Et son geste s'élargissait, montrant des palefreniers qui amenaient les chevaux sur la piste, jusqu'à la souveraine causant avec Charles, un prince, mais un salaud de même.

— Bravo, Nana!… Très chic, Nana!… cria la Faloise enthousiasmé.

Des coups de cloche se perdaient dans le vent, les courses continuaient. On venait de courir le prix d'Ispahan, que Berlingot, un cheval de l'écurie Méchain, avait gagné. Nana rappela Labordette, pour demander des nouvelles de ses cent louis; il se mit à rire, il refusa de lui faire connaître ses chevaux, afin de ne pas déranger la chance, disait-il. Son argent était bien placé, elle verrait tout à l'heure. Et comme elle lui avouait ses paris, dix louis sur Lusignan et cinq sur Valerio II, il haussa les épaules, ayant l'air de dire que les femmes faisaient quand même des bêtises. Cela l'étonna, elle ne comprenait plus.

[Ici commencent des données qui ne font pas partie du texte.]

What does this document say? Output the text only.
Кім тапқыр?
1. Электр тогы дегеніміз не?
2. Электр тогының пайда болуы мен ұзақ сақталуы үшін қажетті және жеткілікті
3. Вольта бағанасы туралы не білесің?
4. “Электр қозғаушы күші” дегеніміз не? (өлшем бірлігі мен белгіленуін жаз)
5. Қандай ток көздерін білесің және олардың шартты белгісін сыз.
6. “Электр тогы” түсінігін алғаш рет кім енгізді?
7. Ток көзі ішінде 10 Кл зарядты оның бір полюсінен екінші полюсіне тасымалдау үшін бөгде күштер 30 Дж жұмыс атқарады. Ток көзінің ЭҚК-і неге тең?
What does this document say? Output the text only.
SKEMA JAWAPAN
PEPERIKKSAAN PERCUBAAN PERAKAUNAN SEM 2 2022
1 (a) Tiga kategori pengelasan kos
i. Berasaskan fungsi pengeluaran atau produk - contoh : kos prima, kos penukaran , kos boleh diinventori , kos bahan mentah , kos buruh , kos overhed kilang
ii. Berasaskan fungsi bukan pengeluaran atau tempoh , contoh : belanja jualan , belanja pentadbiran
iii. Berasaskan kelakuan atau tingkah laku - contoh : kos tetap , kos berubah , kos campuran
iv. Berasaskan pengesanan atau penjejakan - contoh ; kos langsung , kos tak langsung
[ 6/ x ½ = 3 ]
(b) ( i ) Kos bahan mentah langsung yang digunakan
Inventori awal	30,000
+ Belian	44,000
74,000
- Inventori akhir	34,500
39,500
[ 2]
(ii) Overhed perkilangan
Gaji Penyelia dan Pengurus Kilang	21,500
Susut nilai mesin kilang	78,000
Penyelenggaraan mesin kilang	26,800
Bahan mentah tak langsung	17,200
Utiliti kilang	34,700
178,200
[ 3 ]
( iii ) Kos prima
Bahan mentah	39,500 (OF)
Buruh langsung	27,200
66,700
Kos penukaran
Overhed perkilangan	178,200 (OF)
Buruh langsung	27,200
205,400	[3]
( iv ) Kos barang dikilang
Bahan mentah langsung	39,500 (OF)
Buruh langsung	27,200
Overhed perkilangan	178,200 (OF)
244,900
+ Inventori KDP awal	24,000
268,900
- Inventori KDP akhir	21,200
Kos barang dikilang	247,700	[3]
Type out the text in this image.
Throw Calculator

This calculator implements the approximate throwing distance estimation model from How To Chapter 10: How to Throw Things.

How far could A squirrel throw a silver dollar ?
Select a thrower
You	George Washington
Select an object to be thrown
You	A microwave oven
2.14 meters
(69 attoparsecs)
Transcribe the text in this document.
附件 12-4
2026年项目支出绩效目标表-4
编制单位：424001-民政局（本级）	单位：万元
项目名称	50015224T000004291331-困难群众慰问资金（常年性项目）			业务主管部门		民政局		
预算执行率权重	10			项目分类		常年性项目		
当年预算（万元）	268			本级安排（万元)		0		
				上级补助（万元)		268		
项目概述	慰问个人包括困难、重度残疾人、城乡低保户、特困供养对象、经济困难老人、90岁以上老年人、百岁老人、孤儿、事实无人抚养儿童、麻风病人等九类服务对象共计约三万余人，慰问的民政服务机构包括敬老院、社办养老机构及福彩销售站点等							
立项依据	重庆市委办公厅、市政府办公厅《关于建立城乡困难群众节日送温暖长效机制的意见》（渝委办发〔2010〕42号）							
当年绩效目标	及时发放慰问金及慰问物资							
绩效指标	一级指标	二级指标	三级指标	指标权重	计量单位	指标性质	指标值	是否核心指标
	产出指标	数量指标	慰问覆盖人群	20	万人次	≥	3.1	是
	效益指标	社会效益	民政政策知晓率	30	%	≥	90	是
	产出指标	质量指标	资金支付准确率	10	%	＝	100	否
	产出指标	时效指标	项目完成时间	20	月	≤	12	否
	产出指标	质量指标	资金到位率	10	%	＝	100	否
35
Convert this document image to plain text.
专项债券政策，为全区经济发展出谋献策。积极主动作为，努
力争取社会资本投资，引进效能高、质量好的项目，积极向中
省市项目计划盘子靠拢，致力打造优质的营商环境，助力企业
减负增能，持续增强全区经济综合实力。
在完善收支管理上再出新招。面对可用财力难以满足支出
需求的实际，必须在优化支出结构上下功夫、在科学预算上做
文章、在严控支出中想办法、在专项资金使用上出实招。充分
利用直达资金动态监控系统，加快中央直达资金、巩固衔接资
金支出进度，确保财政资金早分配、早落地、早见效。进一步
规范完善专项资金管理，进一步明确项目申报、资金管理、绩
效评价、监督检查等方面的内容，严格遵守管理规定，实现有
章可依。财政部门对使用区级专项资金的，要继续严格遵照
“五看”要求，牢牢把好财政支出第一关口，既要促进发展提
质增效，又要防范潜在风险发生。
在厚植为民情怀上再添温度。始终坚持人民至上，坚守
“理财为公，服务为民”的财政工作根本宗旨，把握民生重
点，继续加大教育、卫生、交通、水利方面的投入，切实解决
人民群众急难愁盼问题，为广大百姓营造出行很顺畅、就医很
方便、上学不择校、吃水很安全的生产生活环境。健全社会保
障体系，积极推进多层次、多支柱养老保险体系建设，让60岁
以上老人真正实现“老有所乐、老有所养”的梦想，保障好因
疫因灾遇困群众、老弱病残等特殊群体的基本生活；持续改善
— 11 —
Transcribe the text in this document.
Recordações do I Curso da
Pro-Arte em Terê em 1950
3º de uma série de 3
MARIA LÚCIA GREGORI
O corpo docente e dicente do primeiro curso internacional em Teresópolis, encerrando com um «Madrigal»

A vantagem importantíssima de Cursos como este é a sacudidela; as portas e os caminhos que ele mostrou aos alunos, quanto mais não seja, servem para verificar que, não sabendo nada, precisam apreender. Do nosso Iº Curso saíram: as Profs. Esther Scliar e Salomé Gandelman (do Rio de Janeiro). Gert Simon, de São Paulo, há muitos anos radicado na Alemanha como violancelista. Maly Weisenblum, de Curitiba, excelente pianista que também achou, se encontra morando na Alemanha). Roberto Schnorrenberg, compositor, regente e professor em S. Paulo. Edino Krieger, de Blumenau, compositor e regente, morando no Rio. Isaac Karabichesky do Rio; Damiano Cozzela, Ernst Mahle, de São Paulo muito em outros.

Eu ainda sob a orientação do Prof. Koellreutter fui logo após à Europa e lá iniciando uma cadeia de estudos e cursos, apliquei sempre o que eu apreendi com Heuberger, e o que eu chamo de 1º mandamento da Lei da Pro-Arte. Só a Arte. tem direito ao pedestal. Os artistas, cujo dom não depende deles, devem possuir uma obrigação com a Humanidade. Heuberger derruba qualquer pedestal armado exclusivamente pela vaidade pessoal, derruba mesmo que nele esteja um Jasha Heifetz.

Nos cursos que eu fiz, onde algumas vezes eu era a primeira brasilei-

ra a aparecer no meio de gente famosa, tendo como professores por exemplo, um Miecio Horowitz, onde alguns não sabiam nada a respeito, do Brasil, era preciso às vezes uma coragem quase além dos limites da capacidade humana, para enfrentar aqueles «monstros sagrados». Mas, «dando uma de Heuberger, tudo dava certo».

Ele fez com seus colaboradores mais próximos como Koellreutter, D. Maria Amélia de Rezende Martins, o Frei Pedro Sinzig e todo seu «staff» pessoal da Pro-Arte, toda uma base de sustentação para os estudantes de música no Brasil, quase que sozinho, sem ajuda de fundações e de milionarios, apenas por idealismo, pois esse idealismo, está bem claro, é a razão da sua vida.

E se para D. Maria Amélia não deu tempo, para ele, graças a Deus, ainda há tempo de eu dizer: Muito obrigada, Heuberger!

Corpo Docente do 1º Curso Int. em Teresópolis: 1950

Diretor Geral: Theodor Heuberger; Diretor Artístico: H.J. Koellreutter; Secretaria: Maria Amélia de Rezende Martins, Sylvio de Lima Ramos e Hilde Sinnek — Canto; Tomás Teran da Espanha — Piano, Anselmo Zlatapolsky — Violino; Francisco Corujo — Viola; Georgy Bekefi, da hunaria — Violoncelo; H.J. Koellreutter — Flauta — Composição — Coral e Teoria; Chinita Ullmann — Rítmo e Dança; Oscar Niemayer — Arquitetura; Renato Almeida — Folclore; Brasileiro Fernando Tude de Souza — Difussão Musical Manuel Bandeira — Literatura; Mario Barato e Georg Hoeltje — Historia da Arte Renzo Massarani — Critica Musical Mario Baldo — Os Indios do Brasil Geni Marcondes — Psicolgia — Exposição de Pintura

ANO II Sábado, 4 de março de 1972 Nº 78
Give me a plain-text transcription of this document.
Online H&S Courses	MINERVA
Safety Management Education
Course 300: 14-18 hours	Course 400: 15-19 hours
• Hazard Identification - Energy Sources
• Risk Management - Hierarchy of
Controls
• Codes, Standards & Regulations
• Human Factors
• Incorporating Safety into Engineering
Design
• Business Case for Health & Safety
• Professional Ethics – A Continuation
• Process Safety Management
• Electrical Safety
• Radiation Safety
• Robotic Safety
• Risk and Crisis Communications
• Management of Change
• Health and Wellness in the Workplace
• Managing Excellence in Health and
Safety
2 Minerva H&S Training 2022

A ce moment, la pelouse s'animait davantage. Des lunchs s'organisaient en plein air, en attendant le Grand Prix. On mangeait, on buvait plus encore, un peu partout, sur l'herbe, sur les banquettes élevées des four-in-hand et des mail-coach, dans les victorias, les coupés, les landaus. C'était un étalage de viandes froides, une débandade de paniers de champagne, qui sortaient des caissons, aux mains des valets de pied. Les bouchons partaient avec de faibles détonations, emportées par le vent; des plaisanteries se répondaient, des bruits de verres qui se brisaient mettaient des notes fêlées dans cette gaieté nerveuse. Gaga et Clarisse faisaient avec Blanche un repas sérieux, mangeant des sandwichs sur une couverture étalée, dont elles couvraient leurs genoux. Louise Violaine, descendue de son panier, avait rejoint Caroline Héquet; et, à leurs pieds, dans le gazon, des messieurs installaient une buvette, où venaient boire Tatan, Maria, Simonne et les autres; tandis que, près de là, en l'air, on vidait des bouteilles sur le mail-coach de Léa de Horn, toute une bande se grisant dans le soleil, avec des bravades et des poses, au-dessus de la foule. Mais bientôt on se pressa surtout devant le landau de Nana. Debout, elle s'était mise à verser des verres de champagne aux hommes qui la saluaient. L'un des valets de pied, François, passait les bouteilles, pendant que la Faloise, tâchant d'attraper une voix canaille, lançait un boniment.

— Approchez, messieurs… C'est pour rien… Tout le monde en
aura.

— Taisez-vous donc, mon cher, finit par dire Nana. Nous avons l'air de saltimbanques.

Elle le trouvait bien drôle, elle s'amusait beaucoup. Un instant, elle eut l'idée d'envoyer par Georges un verre de champagne à Rose Mignon, qui affectait de ne pas boire. Henri et Charles s'ennuyaient à crever; ils auraient voulu du champagne, les petits. Mais Georges but le verre, craignant une dispute. Alors, Nana se souvint de Louiset, qu'elle oubliait derrière elle. Peut-être avait-il soif; et elle le força à prendre quelques gouttes de vin, ce qui le fit horriblement tousser.

— Approchez, approchez, messieurs, répétait la Faloise. Ce n'est pas deux sous, ce n'est pas un sou… Nous le donnons…

Mais Nana l'interrompit par une exclamation.

— Eh! Bordenave, là-bas!… Appelez-le, oh! je vous en prie, courez!